Hudspeth read from Rolling's note: "Hereby I make a formal, written statement concerning the murders of Julie, Tom and Sean Grissom in my hometown of Shreveport, La.... I, and I alone, am guilty. It was my hand that took those precious lights out of this ole, dark world."

Hudspeth, who was Rolling's pastor when he was a child, said Rolling was remorseful for the murders.

Police said an intruder attacked the Grissoms as they sat down to dinner on Nov. 4, 1989.

Investigators said Julie Grissom, a petite brunette, fits the same physical description as the college girls killed in off-campus housing in Gainesville in August 1990.

Police believe Rolling had fixated on Julie and was seen at a Dillard's department store where she worked.

Shreveport police drew up an arrest warrant for Rolling but it was never signed, KTBS-TV reported. Police may not have pursued it because Rolling was already facing five counts of capital murder in Florida.

After Wednesday's execution, Joyce Burton, the wife, mother and grandmother of the Shreveport victims, joined members of the Gainesville victims' families outside the prison.
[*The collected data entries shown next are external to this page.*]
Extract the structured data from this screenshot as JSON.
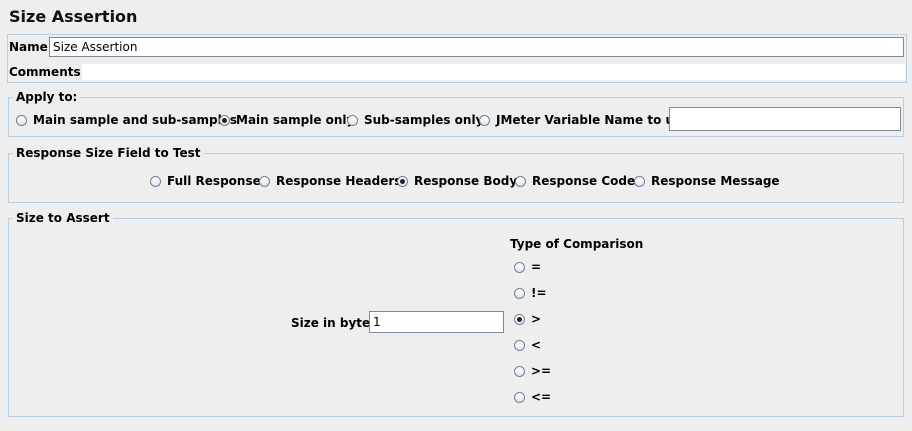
{
  "title": "Size Assertion",
  "name_field": {
    "label": "Name:",
    "value": "Size Assertion"
  },
  "comments": {
    "label": "Comments:",
    "value": ""
  },
  "apply_to": {
    "legend": "Apply to:",
    "options": [
      {
        "label": "Main sample and sub-samples",
        "selected": false
      },
      {
        "label": "Main sample only",
        "selected": true
      },
      {
        "label": "Sub-samples only",
        "selected": false
      },
      {
        "label": "JMeter Variable Name to use",
        "selected": false
      }
    ],
    "variable_value": ""
  },
  "response_field": {
    "legend": "Response Size Field to Test",
    "options": [
      {
        "label": "Full Response",
        "selected": false
      },
      {
        "label": "Response Headers",
        "selected": false
      },
      {
        "label": "Response Body",
        "selected": true
      },
      {
        "label": "Response Code",
        "selected": false
      },
      {
        "label": "Response Message",
        "selected": false
      }
    ]
  },
  "size_to_assert": {
    "legend": "Size to Assert",
    "size_label": "Size in bytes:",
    "size_value": "1",
    "comparison_heading": "Type of Comparison",
    "comparisons": [
      {
        "label": "=",
        "selected": false
      },
      {
        "label": "!=",
        "selected": false
      },
      {
        "label": ">",
        "selected": true
      },
      {
        "label": "<",
        "selected": false
      },
      {
        "label": ">=",
        "selected": false
      },
      {
        "label": "<=",
        "selected": false
      }
    ]
  }
}
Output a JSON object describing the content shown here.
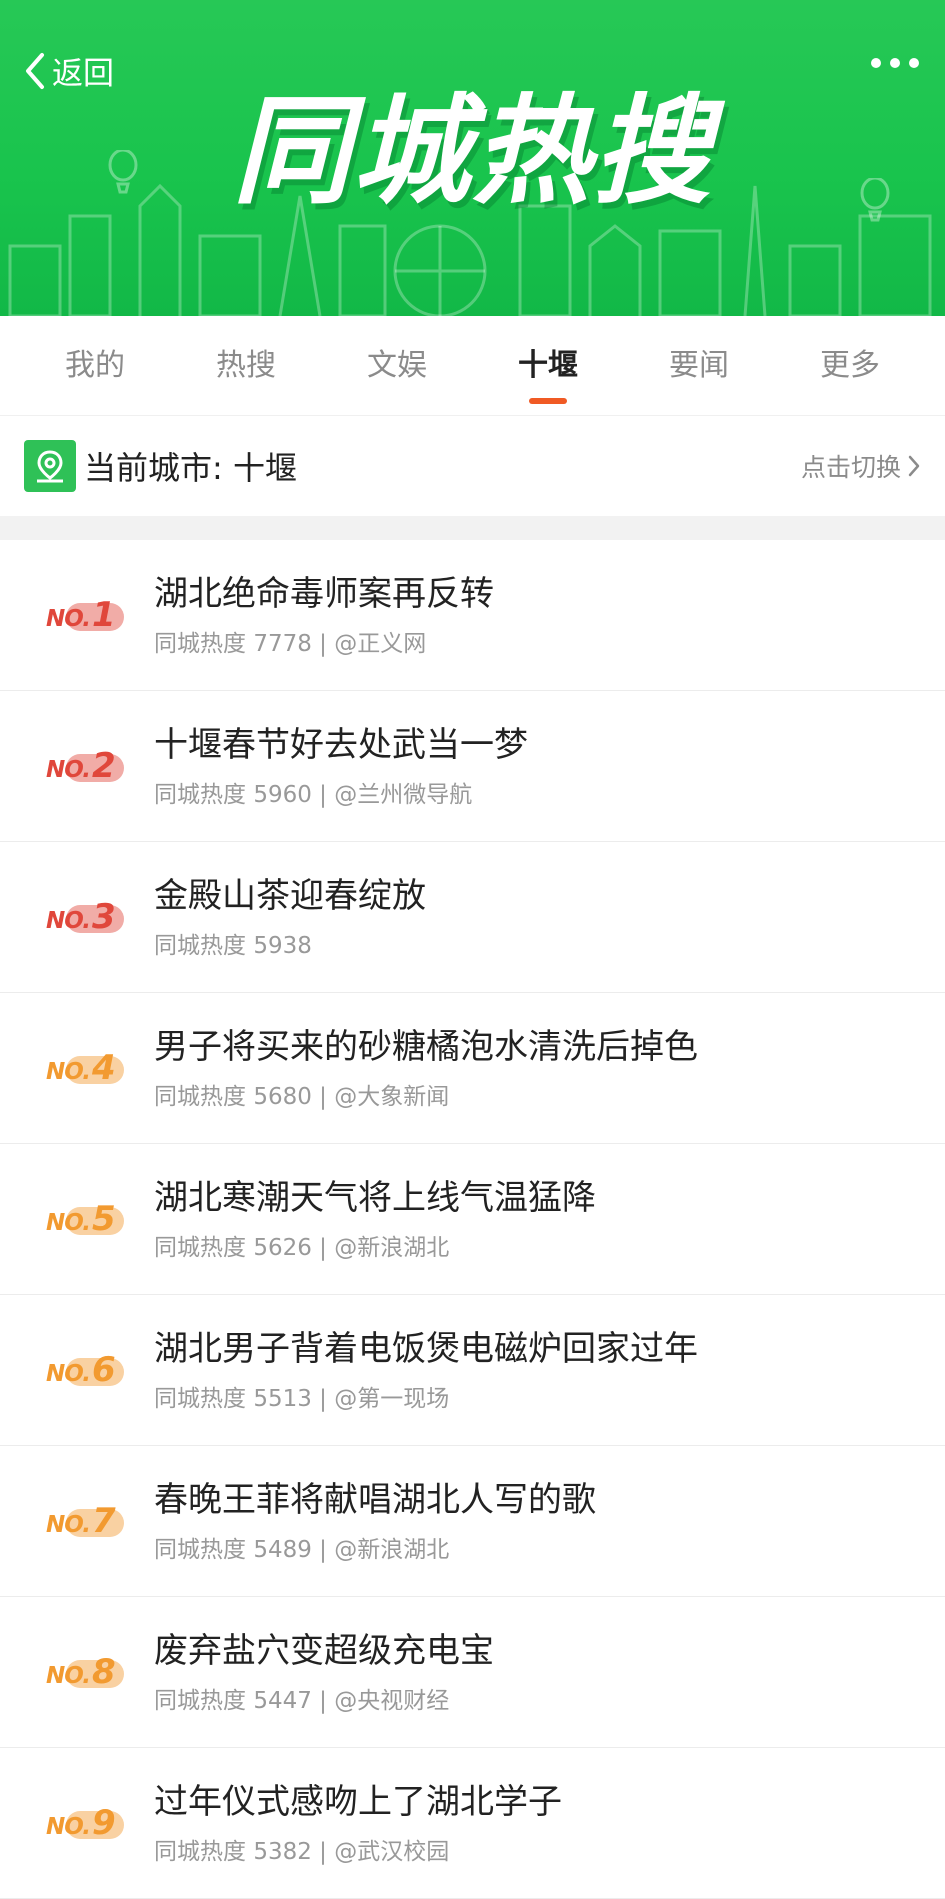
{
  "header": {
    "back_label": "返回",
    "title": "同城热搜"
  },
  "tabs": [
    {
      "label": "我的"
    },
    {
      "label": "热搜"
    },
    {
      "label": "文娱"
    },
    {
      "label": "十堰",
      "active": true
    },
    {
      "label": "要闻"
    },
    {
      "label": "更多"
    }
  ],
  "city": {
    "label": "当前城市: 十堰",
    "switch_label": "点击切换"
  },
  "colors": {
    "brand_green": "#1cc450",
    "accent_orange": "#f05a24",
    "rank_red": "#e0473b",
    "rank_orange": "#f29a30"
  },
  "list": [
    {
      "rank_prefix": "NO.",
      "rank": "1",
      "title": "湖北绝命毒师案再反转",
      "heat_label": "同城热度",
      "heat": "7778",
      "source": "| @正义网"
    },
    {
      "rank_prefix": "NO.",
      "rank": "2",
      "title": "十堰春节好去处武当一梦",
      "heat_label": "同城热度",
      "heat": "5960",
      "source": "| @兰州微导航"
    },
    {
      "rank_prefix": "NO.",
      "rank": "3",
      "title": "金殿山茶迎春绽放",
      "heat_label": "同城热度",
      "heat": "5938",
      "source": ""
    },
    {
      "rank_prefix": "NO.",
      "rank": "4",
      "title": "男子将买来的砂糖橘泡水清洗后掉色",
      "heat_label": "同城热度",
      "heat": "5680",
      "source": "| @大象新闻"
    },
    {
      "rank_prefix": "NO.",
      "rank": "5",
      "title": "湖北寒潮天气将上线气温猛降",
      "heat_label": "同城热度",
      "heat": "5626",
      "source": "| @新浪湖北"
    },
    {
      "rank_prefix": "NO.",
      "rank": "6",
      "title": "湖北男子背着电饭煲电磁炉回家过年",
      "heat_label": "同城热度",
      "heat": "5513",
      "source": "| @第一现场"
    },
    {
      "rank_prefix": "NO.",
      "rank": "7",
      "title": "春晚王菲将献唱湖北人写的歌",
      "heat_label": "同城热度",
      "heat": "5489",
      "source": "| @新浪湖北"
    },
    {
      "rank_prefix": "NO.",
      "rank": "8",
      "title": "废弃盐穴变超级充电宝",
      "heat_label": "同城热度",
      "heat": "5447",
      "source": "| @央视财经"
    },
    {
      "rank_prefix": "NO.",
      "rank": "9",
      "title": "过年仪式感吻上了湖北学子",
      "heat_label": "同城热度",
      "heat": "5382",
      "source": "| @武汉校园"
    }
  ]
}
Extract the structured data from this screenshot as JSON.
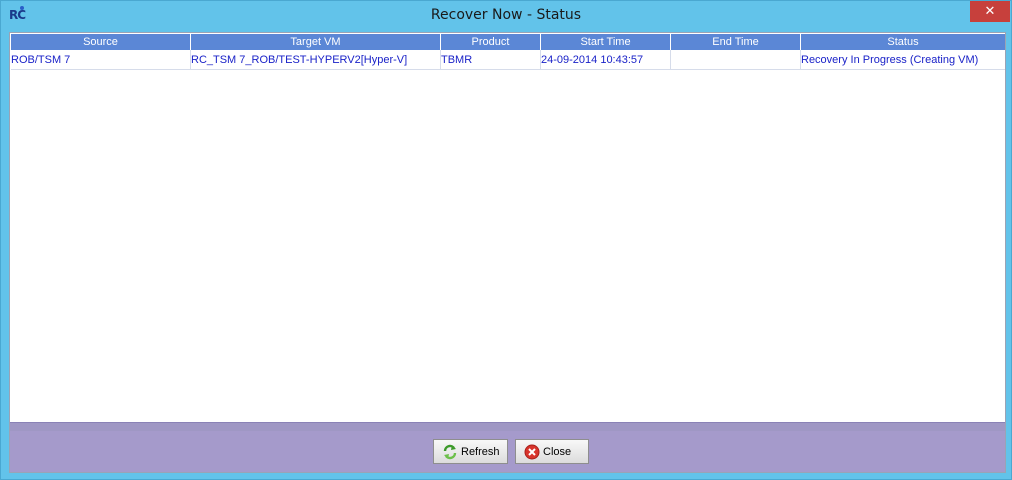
{
  "window": {
    "title": "Recover Now - Status",
    "logo_text": "RC",
    "close_glyph": "✕"
  },
  "table": {
    "columns": [
      "Source",
      "Target VM",
      "Product",
      "Start Time",
      "End Time",
      "Status"
    ],
    "rows": [
      {
        "source": "ROB/TSM 7",
        "target_vm": "RC_TSM 7_ROB/TEST-HYPERV2[Hyper-V]",
        "product": "TBMR",
        "start_time": "24-09-2014 10:43:57",
        "end_time": "",
        "status": "Recovery In Progress (Creating VM)"
      }
    ]
  },
  "footer": {
    "refresh_label": "Refresh",
    "close_label": "Close"
  },
  "icons": {
    "refresh": "refresh-icon",
    "close": "close-circle-icon"
  },
  "colors": {
    "titlebar": "#62c3ea",
    "header": "#5b87d6",
    "row_text": "#1a22c8",
    "footer": "#a59acb",
    "close_button": "#c7403c"
  }
}
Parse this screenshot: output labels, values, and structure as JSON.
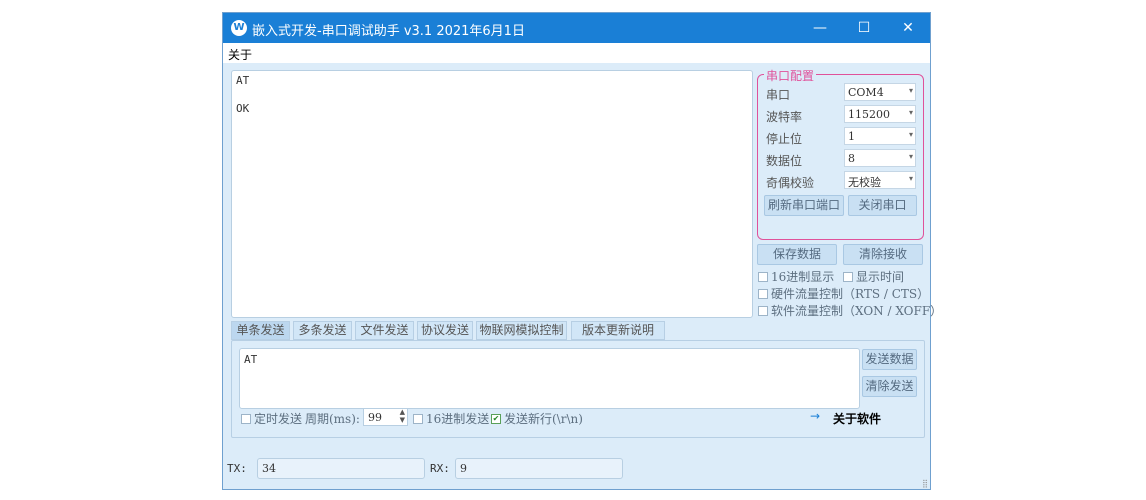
{
  "window": {
    "logo": "W",
    "title": "嵌入式开发-串口调试助手 v3.1 2021年6月1日",
    "min_icon": "—",
    "max_icon": "☐",
    "close_icon": "✕"
  },
  "menu": {
    "about": "关于"
  },
  "receive": {
    "lines": [
      "AT",
      "OK"
    ]
  },
  "config": {
    "legend": "串口配置",
    "rows": [
      {
        "label": "串口",
        "value": "COM4"
      },
      {
        "label": "波特率",
        "value": "115200"
      },
      {
        "label": "停止位",
        "value": "1"
      },
      {
        "label": "数据位",
        "value": "8"
      },
      {
        "label": "奇偶校验",
        "value": "无校验"
      }
    ],
    "refresh_btn": "刷新串口端口",
    "close_btn": "关闭串口"
  },
  "actions": {
    "save": "保存数据",
    "clear_recv": "清除接收"
  },
  "options": {
    "hex_display": {
      "label": "16进制显示",
      "checked": false
    },
    "show_time": {
      "label": "显示时间",
      "checked": false
    },
    "hw_flow": {
      "label": "硬件流量控制（RTS / CTS）",
      "checked": false
    },
    "sw_flow": {
      "label": "软件流量控制（XON / XOFF）",
      "checked": false
    }
  },
  "tabs": [
    "单条发送",
    "多条发送",
    "文件发送",
    "协议发送",
    "物联网模拟控制",
    "版本更新说明"
  ],
  "send": {
    "text": "AT",
    "send_btn": "发送数据",
    "clear_btn": "清除发送",
    "timed_send": {
      "label": "定时发送",
      "checked": false
    },
    "period_label": "周期(ms):",
    "period_value": "99",
    "hex_send": {
      "label": "16进制发送",
      "checked": false
    },
    "newline": {
      "label": "发送新行(\\r\\n)",
      "checked": true
    },
    "arrow": "→",
    "about_link": "关于软件"
  },
  "status": {
    "tx_label": "TX:",
    "tx_value": "34",
    "rx_label": "RX:",
    "rx_value": "9"
  },
  "colors": {
    "titlebar": "#1a7fd6",
    "config_border": "#e0519a",
    "background": "#dcecf9"
  }
}
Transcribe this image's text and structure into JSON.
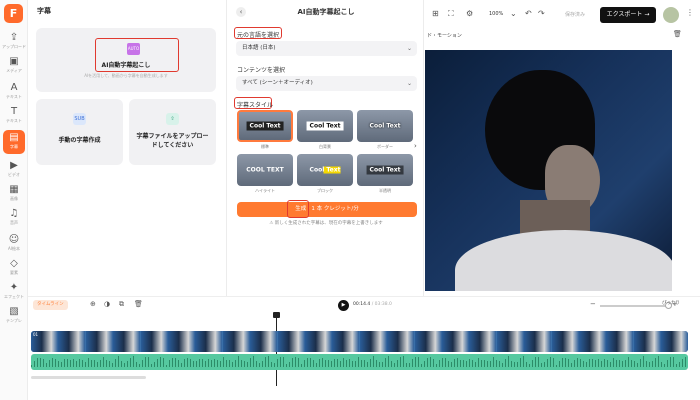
{
  "sidebar": {
    "logo": "F",
    "items": [
      {
        "icon": "upload-icon",
        "glyph": "⇪",
        "label": "アップロード"
      },
      {
        "icon": "media-icon",
        "glyph": "▣",
        "label": "メディア"
      },
      {
        "icon": "audio-icon",
        "glyph": "A",
        "label": "テキスト"
      },
      {
        "icon": "text-icon",
        "glyph": "T",
        "label": "テキスト"
      },
      {
        "icon": "captions-icon",
        "glyph": "▤",
        "label": "字幕"
      },
      {
        "icon": "video-icon",
        "glyph": "▶",
        "label": "ビデオ"
      },
      {
        "icon": "image-icon",
        "glyph": "▦",
        "label": "画像"
      },
      {
        "icon": "music-icon",
        "glyph": "♫",
        "label": "音声"
      },
      {
        "icon": "sticker-icon",
        "glyph": "☺",
        "label": "AI絵本"
      },
      {
        "icon": "shapes-icon",
        "glyph": "◇",
        "label": "要素"
      },
      {
        "icon": "effects-icon",
        "glyph": "✦",
        "label": "エフェクト"
      },
      {
        "icon": "template-icon",
        "glyph": "▧",
        "label": "テンプレ"
      }
    ]
  },
  "panel1": {
    "title": "字幕",
    "auto_card": {
      "badge": "AUTO",
      "title": "AI自動字幕起こし",
      "subtitle": "AIを活用して、動画から字幕を自動生成します"
    },
    "manual_card": {
      "title": "手動の字幕作成"
    },
    "upload_card": {
      "title": "字幕ファイルをアップロードしてください"
    }
  },
  "panel2": {
    "title": "AI自動字幕起こし",
    "language_label": "元の言語を選択",
    "language_value": "日本語 (日本)",
    "content_label": "コンテンツを選択",
    "content_value": "すべて (シーン＋オーディオ)",
    "style_label": "字幕スタイル",
    "styles": [
      {
        "text": "Cool Text",
        "label": "標準"
      },
      {
        "text": "Cool Text",
        "label": "白背景"
      },
      {
        "text": "Cool Text",
        "label": "ボーダー"
      },
      {
        "text": "COOL TEXT",
        "label": "ハイライト"
      },
      {
        "text": "Cool Text",
        "label": "ブロック"
      },
      {
        "text": "Cool Text",
        "label": "半透明"
      }
    ],
    "generate_label": "生成 · 1 本 クレジット/分",
    "warning": "新しく生成された字幕は、現在の字幕を上書きします"
  },
  "topbar": {
    "zoom": "100%",
    "save": "保存済み",
    "export": "エクスポート →",
    "subhead": "ド・モーション"
  },
  "timeline": {
    "chip": "タイムライン",
    "current": "00:14.4",
    "total": "/ 03:38.0",
    "fit": "ぴったり",
    "track_label": "01"
  },
  "colors": {
    "accent": "#ff7a30",
    "highlight": "#e03a2f",
    "video_track": "#3a6fa8",
    "audio_track": "#56c9a0"
  }
}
"I had to come here to Gainesville and to rely on the law enforement and everyone here to keep me informed of everything going on and keep me in the picture. These people have taken me in and accepted me and we have all been through the same tragedy," Burton said. "What happened today was nothing, nothing compared with what this person did to our lives."

Sean's father, Scott Grissom, released a statement Friday, calling Rolling "the monster we all fear."

"It's the thoughtthat he no longer walks this Earth that gives me some sort of release," Scott Grissom said. "My dad, Julie and Sean would not have wanted us to let this pull us to the bottom. They would want us all to go on with our lives, be happy and blessed."